Nollie frowned. “You’re back early. Were you fired?”
“I fired,” he said, his breath quick. “It’s not a passive construction.”
“What?”
“I never really expected it at Elysian,” he said, pacing. He was probably disheveled. The way you look after you’ve squeezed into a linen cupboard. “Nothing happens there. Even when people die, it’s more nothing-happening. It’s expected. Or not-dying. That’s expected, too. I carry because I always have, since I was sixteen. Call it a fetish. A dependency. And I’m not the only one. You need money to feel safe, but I don’t trust money. After our whole family was forced from this house at midnight in the rain, I need a gun. I like the fact that, like you said, it’s against the rules. For most people, packing is a bigging bad idea. The Supreme Court was right. But it’s not a bad idea for me.”

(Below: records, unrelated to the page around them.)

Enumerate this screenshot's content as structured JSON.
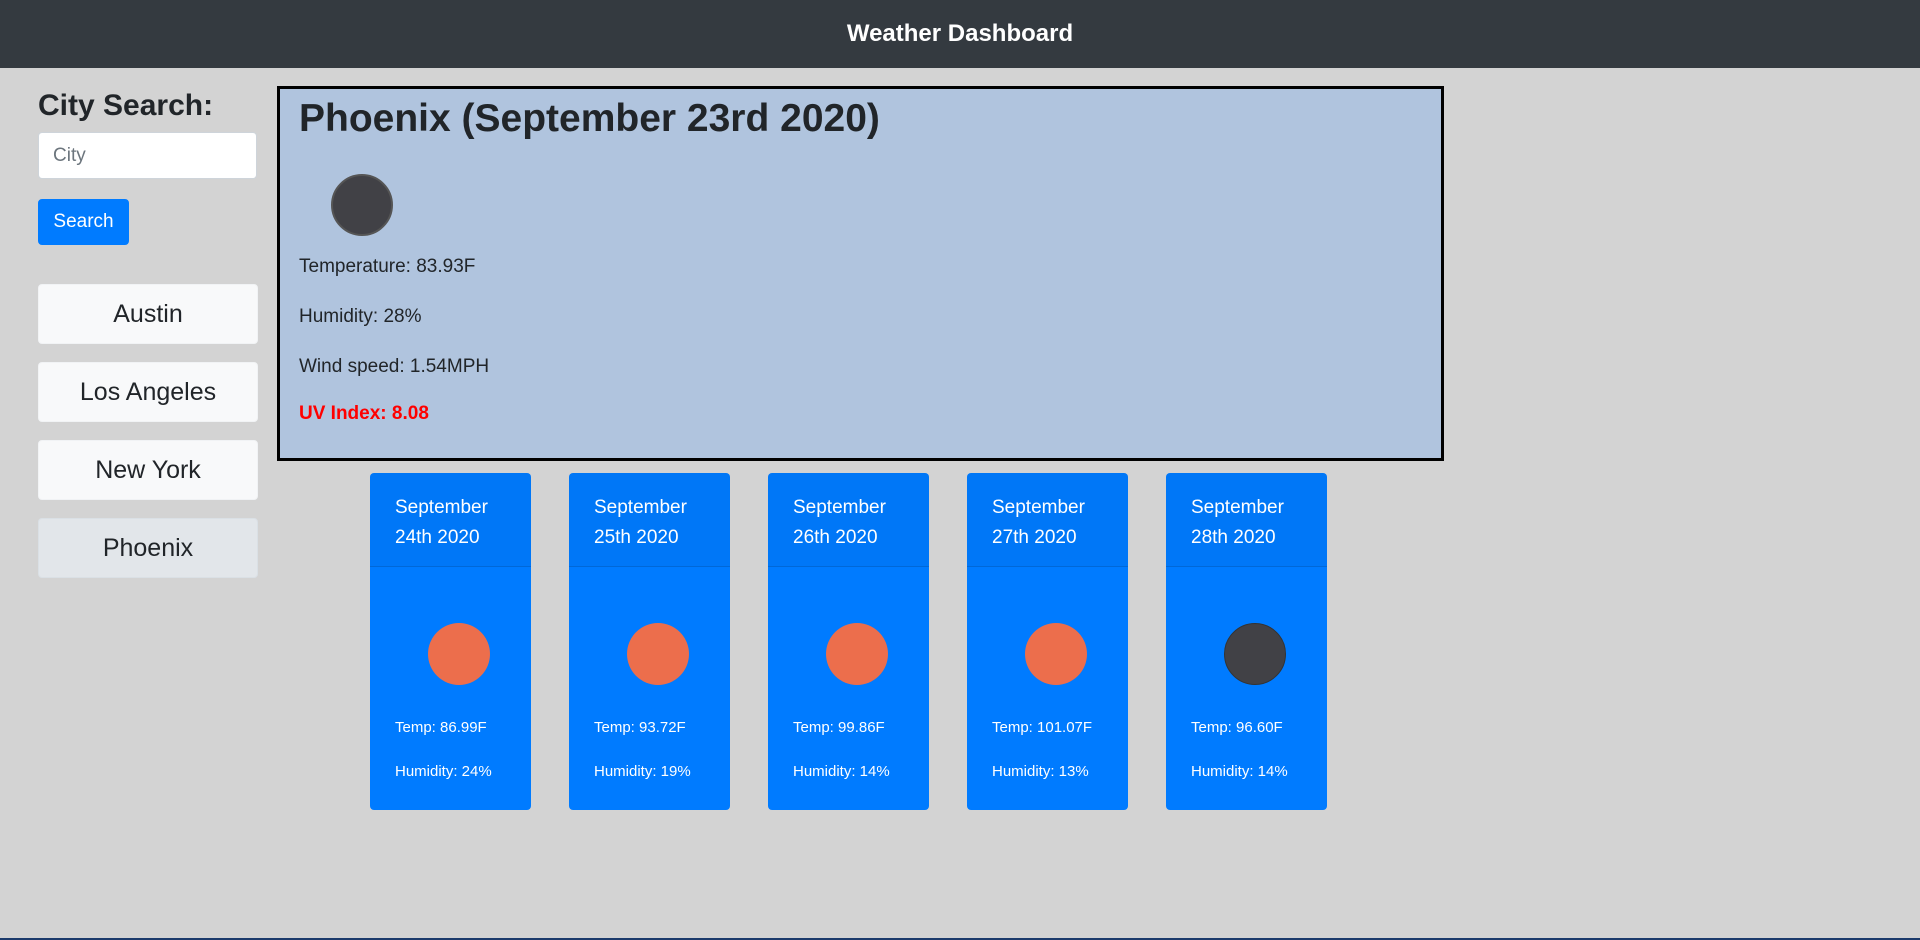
{
  "navbar": {
    "title": "Weather Dashboard"
  },
  "sidebar": {
    "heading": "City Search:",
    "search_placeholder": "City",
    "search_button": "Search",
    "history": [
      {
        "label": "Austin"
      },
      {
        "label": "Los Angeles"
      },
      {
        "label": "New York"
      },
      {
        "label": "Phoenix"
      }
    ]
  },
  "current": {
    "title": "Phoenix (September 23rd 2020)",
    "icon": "night-icon",
    "temperature": "Temperature: 83.93F",
    "humidity": "Humidity: 28%",
    "wind": "Wind speed: 1.54MPH",
    "uv": "UV Index: 8.08",
    "uv_color": "#ff0000"
  },
  "forecast": [
    {
      "date": "September 24th 2020",
      "icon": "sun-icon",
      "temp": "Temp: 86.99F",
      "humidity": "Humidity: 24%"
    },
    {
      "date": "September 25th 2020",
      "icon": "sun-icon",
      "temp": "Temp: 93.72F",
      "humidity": "Humidity: 19%"
    },
    {
      "date": "September 26th 2020",
      "icon": "sun-icon",
      "temp": "Temp: 99.86F",
      "humidity": "Humidity: 14%"
    },
    {
      "date": "September 27th 2020",
      "icon": "sun-icon",
      "temp": "Temp: 101.07F",
      "humidity": "Humidity: 13%"
    },
    {
      "date": "September 28th 2020",
      "icon": "night-icon",
      "temp": "Temp: 96.60F",
      "humidity": "Humidity: 14%"
    }
  ],
  "colors": {
    "navbar": "#343a40",
    "primary": "#007bff",
    "current_bg": "#b0c4de",
    "page_bg": "#d3d3d3",
    "sun": "#ec6e4c",
    "night": "#414146"
  }
}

“Unfortunately, that’s what everyone thinks,” Nollie said. “Now, stop. Organize yourself.”
“I have no idea whether I killed him.”
“An excellent first line for a short story. But even a story would have to back up.”
“I don’t know the guy well.” Willing bombed onto the sofa, to force himself to sit still. “Little older than me, maybe thirty-five. He’s on staff—was. Since even if he makes it, well—Elysian definitely has grounds for dismissal now. Always looks under-slept. Probably has a night job, too. I talked to him last week, at lunch. He supports his sister, who’s a striker. He tops up his younger brother’s slumber account, because it’s cheaper to keep the brother in storage than to support him if he’s unemployed. This guy, Clayton. His wife got pregnant. They both wanted the baby. Badly. But there was no way they could afford to keep it. She’d just had an abortion. He seemed pretty shredded about it. Looking back, I guess he was twitchy. But those ‘warning signs’ you’re supposed to look out for. They only seem obvious in retrospect. In the present—stressed, angry, having money problems, expressing resentment of shrivs—they apply to everyone I know.”
“Your friend Clayton shot up the nursing home.”
Nollie was hardly psychic. The protocol had become such a cliché.
“I don’t know where he got the gun, but that amnesty in the thirties was a farce.”
“Any idea of the body count?”
“Not really. He started with the morts, so that would have upped the numbers. I’m sure you could go online and find reports of casualties anywhere from ten to a hundred and forty. The usual.”
“You took him down.”
“Does that impress you?” In truth, Willing was in shock. For fifteen years, the Shadow had been a mere mascot—part companion, part lucky charm, a metal version of Milo. He’d almost forgotten what it was engineered to do: something a bit more drastic than “sit.”
“I’m impressed that you didn’t let him go at it. Your mother told me you advocated ‘shooting’ Luella well before my father did the honors. She worried that having said that might have made you feel bad later.”
“It didn’t,” Willing said.
“Fifa will disapprove. She’ll think you should have joined in.”
“I had a clear line of sight from the cracked-open door of the closet where I was hiding. The chance wasn’t going to last. I had to make a split-second decision. I think I only hit his shoulder. An orderly pinned him when he dropped. I slipped out in the pandemonium. The trouble is—”
“You’re more energized than I’ve seen you in years.”
“So that’s the answer. To my malaise. Shoot people.”
“Seems a start.”
“I might have been seen. That orderly could have noticed it was me.”